The box contains six numbered bags of parts, an instruction booklet, and a sticker sheet with 17 stickers.
ELEMENTS & MINIFIGURES: 18/20
The six minifigures that are included in this set are Lloyd in his shinobi shozoku, Garmadon, The Hammer Head, Shark Army Thig, Nancy and the Hot Dog vendor, called Nomis. Nancy, Nomis and Lloyd have double sided head prints.
Lloyd has been seen before in his shinobi shozoku, so it’s not all that special, but it is still a welcome addition. The printing is clear and bright, and looks great. The two part mask can be removed, as always, and shows a smiling and determined Lloyd. He brings his sword (a dao) into battle, with a golden tassel at the end. I love this element – it’s very useful for decoration, as well as at the end of a weapon.
Nomis the hotdog vendor is a fantastic addition, with that hilarious costume first seen in series 13 of the Collectible Minifigures. He’s got a very plain torso and legs underneath, but his face is the best. He’s got a grumpy vendor face on him, with a surprised face on the other side. That face is going to be used in other builds for sure!
Someone with another excellent face print is Nancy. It’s brilliant to have the first printed external braces in LEGO. She’s also a LEGO fan from way back, as you can see an M-Tron logo underneath the blue jacket! It’s a great addition to the LEGO fan torsos range. She’s also pretty brave by the looks of things, with a smile on both sides of the head.
Garmadon looks rather mean, especially with his double torso. Again, he’s been seen like this before, in his black armour and helmet. The armour printing looks fantastic, and he carries four katana. He’s got his standard issue snarly face. The shaping of the helmet, especially at the back is my favourite thing about this character. There’s so much to like about that element.
The Shark Army Thug is pretty standard, having been seen before, in 70629 Piranha Attack. He’s got a standard issue torso and legs, with a dark orange beanie. He looks pretty gruff, especially with his eye patch. He also carries a fish-harpoon. Well, I don’t know exactly what it is, but let’s go with that. It’s a harpoon and a fish, after all!
The Hammer Head is pretty similar to the Thug, but with a slightly different torso print, light grey arms, and of course, the hammerhead shark helmet. It looks great! I’m loving the helmeted generals in this theme. He’s also wearing a couple of oxygen tanks. His face looks very interesting, with a fantastic moustache and mean expression.
There’s a pretty good range of other elements here too – claws in dark stone grey, a tonne of parts in sand blue (one of my favourite LEGO colours), angled and wedge plates galore, a transparent dome, and more. The big drawcard here for me were all of those wedge and angle plates in one of the best colours LEGO does. More hot dogs and another hot dog guy is also a bonus. There’s a lot of quality parts in this set, so plenty to like.
There’s a good amount of play in the set, with a number of options all over the shark mech.
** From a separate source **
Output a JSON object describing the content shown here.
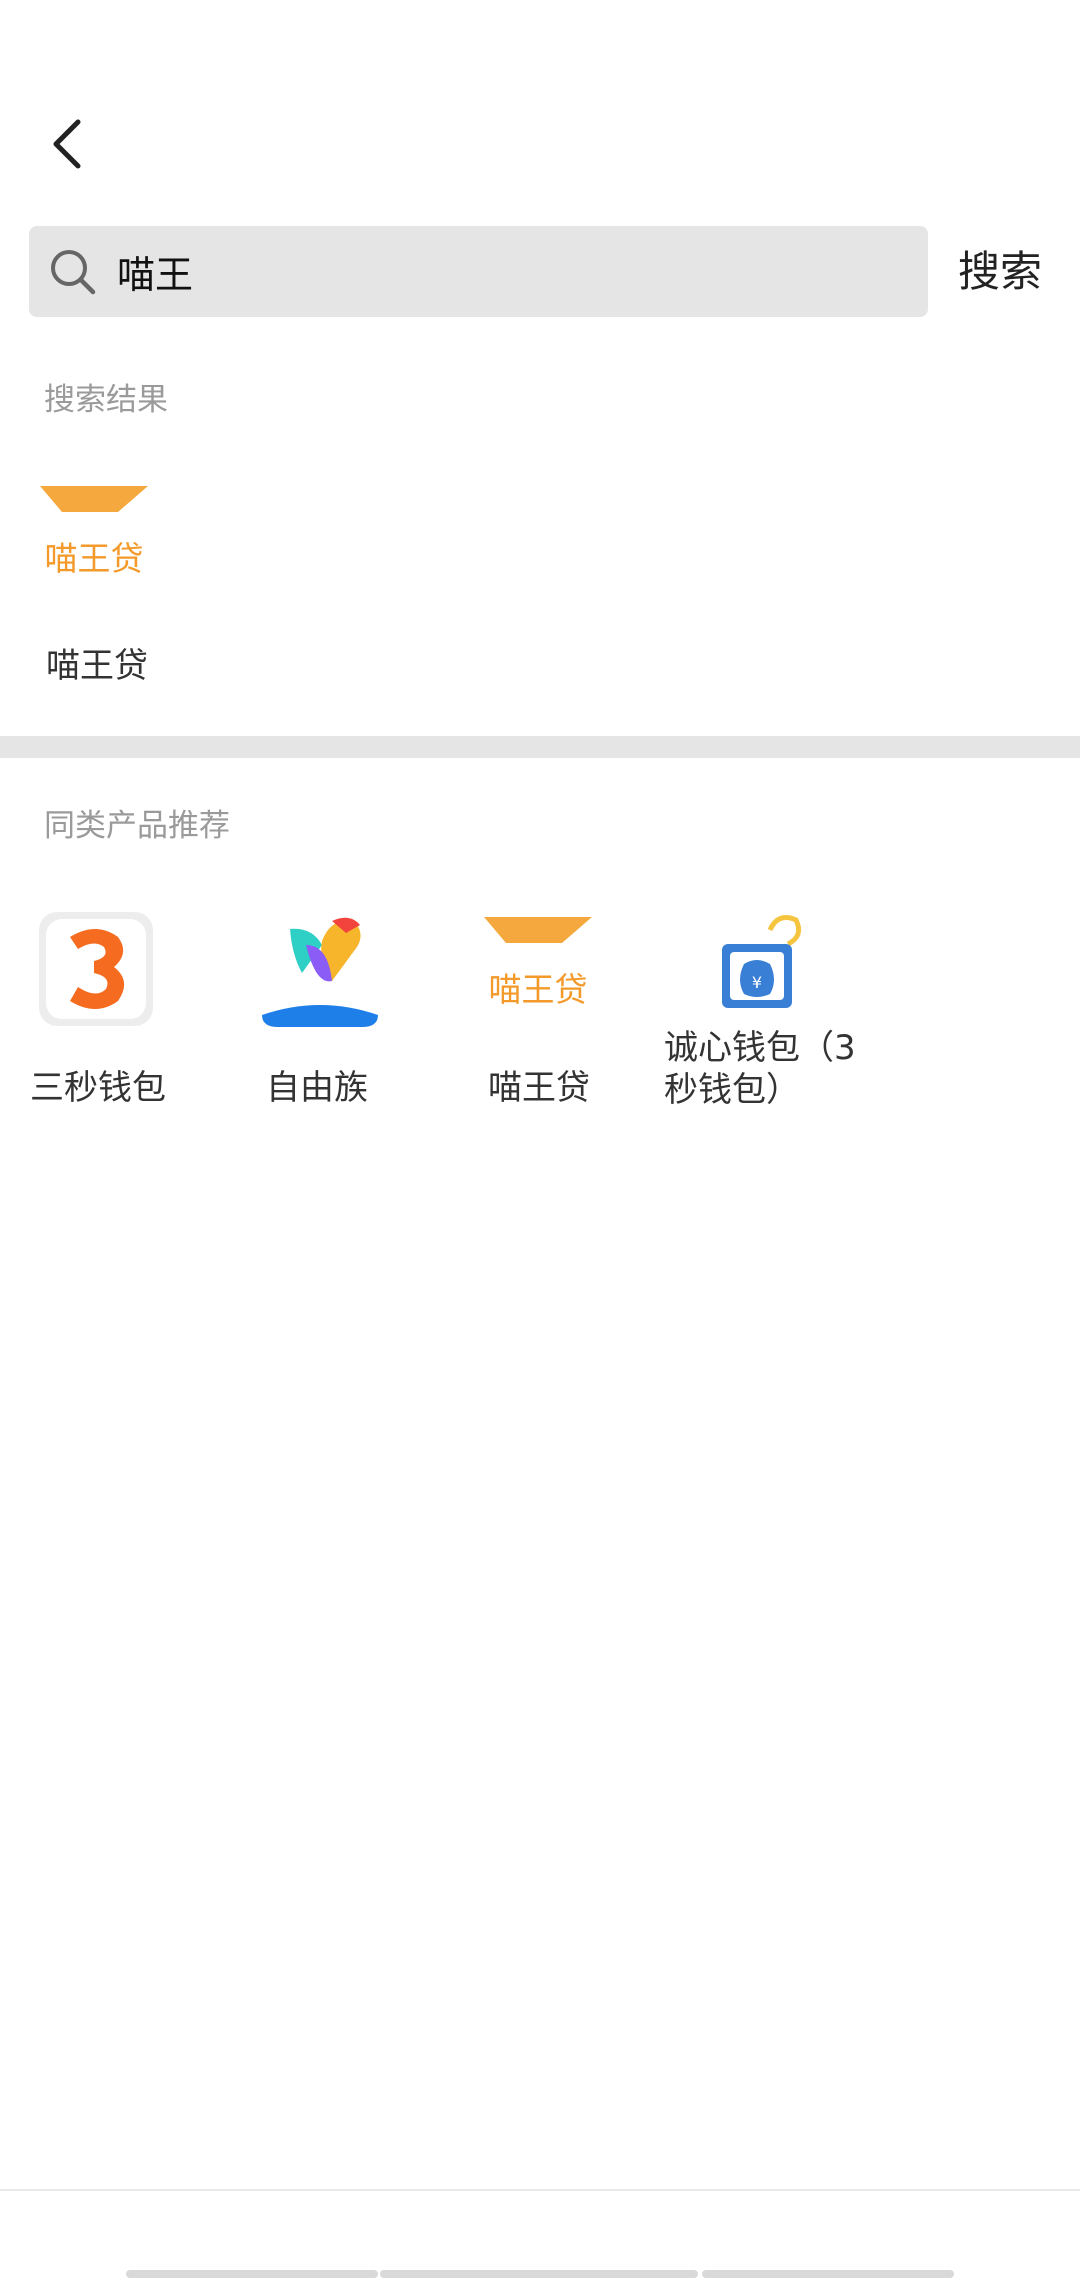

There’s also the little hot noodle dog cart. This is a great little addition, and is sure to bear the brunt of the carnage from the shark mech.
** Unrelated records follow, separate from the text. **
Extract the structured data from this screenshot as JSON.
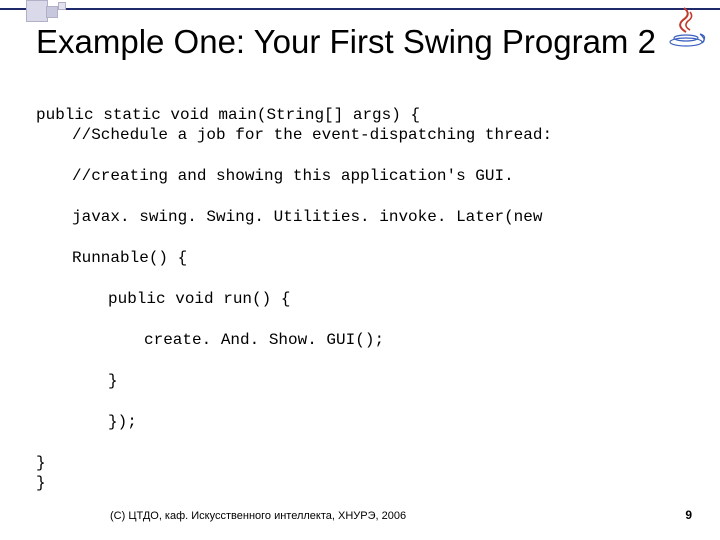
{
  "title": "Example One: Your First Swing Program 2",
  "code": {
    "l0": "public static void main(String[] args) {",
    "l1": "//Schedule a job for the event-dispatching thread:",
    "l2": "//creating and showing this application's GUI.",
    "l3": "javax. swing. Swing. Utilities. invoke. Later(new",
    "l4": "Runnable() {",
    "l5": "public void run() {",
    "l6": "create. And. Show. GUI();",
    "l7": "}",
    "l8": "});",
    "l9": "}",
    "l10": "}"
  },
  "footer": {
    "credit": "(С) ЦТДО, каф. Искусственного интеллекта, ХНУРЭ, 2006",
    "page": "9"
  },
  "icons": {
    "java_logo": "java-logo-icon"
  }
}
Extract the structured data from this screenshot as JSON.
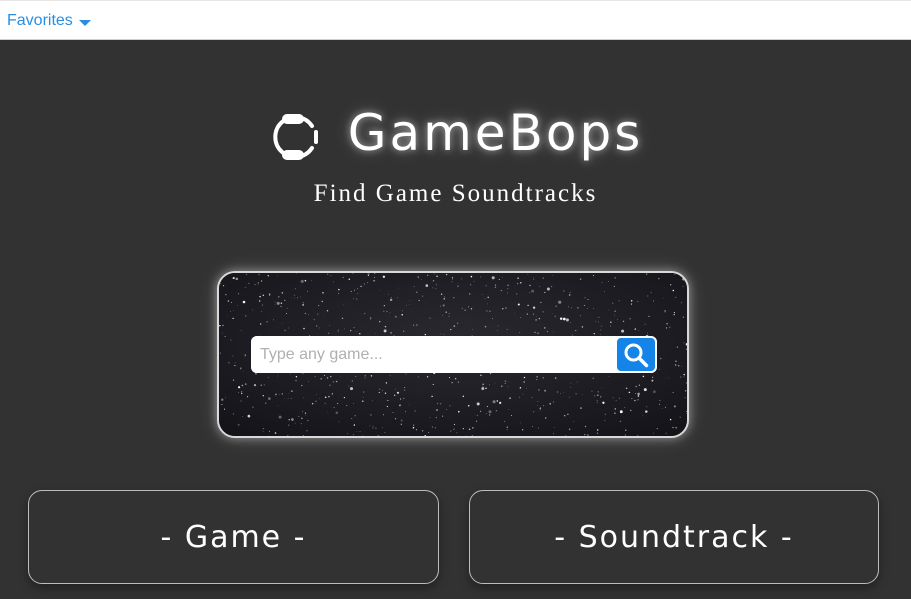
{
  "topbar": {
    "favorites_label": "Favorites",
    "favorites_icon": "caret-down-icon",
    "link_color": "#2a8ee0"
  },
  "brand": {
    "logo_icon": "headset-icon",
    "title": "GameBops",
    "subtitle": "Find Game Soundtracks"
  },
  "search": {
    "placeholder": "Type any game...",
    "value": "",
    "button_icon": "search-icon",
    "button_color": "#1484e8",
    "background": "starfield"
  },
  "buttons": {
    "game_label": "- Game -",
    "soundtrack_label": "- Soundtrack -"
  },
  "colors": {
    "page_background": "#323232"
  }
}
The main play feature expected would be the walking aspect of the shark, however this is a bit of a let down. The legs can move at the knee joint, but the ankles don’t move, so it makes it a little awkward for the mech to stand in any other position but flat footed. It also takes a bit of effort to move the joint.
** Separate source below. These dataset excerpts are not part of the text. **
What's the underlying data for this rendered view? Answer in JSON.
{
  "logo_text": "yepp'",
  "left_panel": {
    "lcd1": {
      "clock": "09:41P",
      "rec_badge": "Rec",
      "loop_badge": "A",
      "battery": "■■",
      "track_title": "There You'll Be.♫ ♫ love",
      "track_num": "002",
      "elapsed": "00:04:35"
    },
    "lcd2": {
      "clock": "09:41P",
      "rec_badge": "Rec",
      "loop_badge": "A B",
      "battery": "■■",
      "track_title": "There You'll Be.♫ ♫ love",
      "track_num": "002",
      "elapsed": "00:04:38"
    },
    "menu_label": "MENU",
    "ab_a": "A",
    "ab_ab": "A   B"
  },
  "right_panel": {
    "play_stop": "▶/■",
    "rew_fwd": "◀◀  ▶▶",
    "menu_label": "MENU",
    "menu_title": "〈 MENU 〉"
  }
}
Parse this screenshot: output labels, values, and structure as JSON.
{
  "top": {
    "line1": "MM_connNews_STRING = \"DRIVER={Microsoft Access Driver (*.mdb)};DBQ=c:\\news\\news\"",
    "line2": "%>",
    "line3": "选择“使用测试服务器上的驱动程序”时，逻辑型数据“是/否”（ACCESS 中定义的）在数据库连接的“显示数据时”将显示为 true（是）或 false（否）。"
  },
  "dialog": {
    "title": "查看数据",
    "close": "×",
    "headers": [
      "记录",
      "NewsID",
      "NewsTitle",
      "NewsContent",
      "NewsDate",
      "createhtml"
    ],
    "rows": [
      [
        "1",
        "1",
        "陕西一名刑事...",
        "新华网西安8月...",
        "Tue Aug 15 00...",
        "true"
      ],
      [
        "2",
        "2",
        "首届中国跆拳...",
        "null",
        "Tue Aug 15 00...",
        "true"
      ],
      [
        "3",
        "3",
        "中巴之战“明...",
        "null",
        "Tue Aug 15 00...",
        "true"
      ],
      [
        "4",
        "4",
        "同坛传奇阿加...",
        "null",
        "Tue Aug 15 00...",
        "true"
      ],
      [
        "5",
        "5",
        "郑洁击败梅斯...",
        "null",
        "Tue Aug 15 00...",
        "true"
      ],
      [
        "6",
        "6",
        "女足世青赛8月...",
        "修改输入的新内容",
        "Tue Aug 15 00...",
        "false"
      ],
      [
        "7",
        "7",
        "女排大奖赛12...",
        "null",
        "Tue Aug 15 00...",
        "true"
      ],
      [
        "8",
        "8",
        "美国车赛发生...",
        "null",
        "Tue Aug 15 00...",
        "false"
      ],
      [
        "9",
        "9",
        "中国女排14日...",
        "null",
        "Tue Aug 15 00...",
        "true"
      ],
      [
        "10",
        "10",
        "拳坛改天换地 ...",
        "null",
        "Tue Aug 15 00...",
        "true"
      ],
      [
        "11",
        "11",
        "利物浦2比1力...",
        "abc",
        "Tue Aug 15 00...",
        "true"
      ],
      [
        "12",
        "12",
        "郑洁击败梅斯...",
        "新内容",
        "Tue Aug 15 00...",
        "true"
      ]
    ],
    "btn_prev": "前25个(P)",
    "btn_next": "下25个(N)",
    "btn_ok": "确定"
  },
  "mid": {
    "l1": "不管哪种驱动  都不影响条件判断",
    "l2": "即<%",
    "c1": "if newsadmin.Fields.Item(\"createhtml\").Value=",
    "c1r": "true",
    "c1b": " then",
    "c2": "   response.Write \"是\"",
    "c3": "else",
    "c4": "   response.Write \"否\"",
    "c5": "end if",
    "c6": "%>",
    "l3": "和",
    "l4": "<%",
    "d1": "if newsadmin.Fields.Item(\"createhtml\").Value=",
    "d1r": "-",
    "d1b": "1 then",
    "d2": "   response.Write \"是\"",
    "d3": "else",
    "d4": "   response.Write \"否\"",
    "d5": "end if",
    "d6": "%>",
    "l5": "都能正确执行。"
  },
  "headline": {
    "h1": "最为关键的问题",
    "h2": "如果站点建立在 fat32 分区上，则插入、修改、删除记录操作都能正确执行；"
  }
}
This is so the mech doesn’t fall over, which is a good thing (Hulkbuster, I’m looking at you), so I’d rather have a stable mech on display than one that can move easily but fall over. For me, I’m only displaying it, and not really playing with it as much, so it’s okay, but for others that want to play with it, this is probably a big deterrent.
The shark also features a cog that opens and closes the mouth which is lots of fun, (and causes plenty of om-nom-nom noises coming from the LEGO room), there’s a seat for Garmadon inside, which he can fit into as well as peer out of using the periscope, as well as a turret using the transparent dome at the back.
Let’s not forget the spring loaded cannons underneath the fins, and the turbines that appear under the fins, as well as on the tail fin. The turbines under the fins can be rotated , however I think that this is probably for when it’s under water.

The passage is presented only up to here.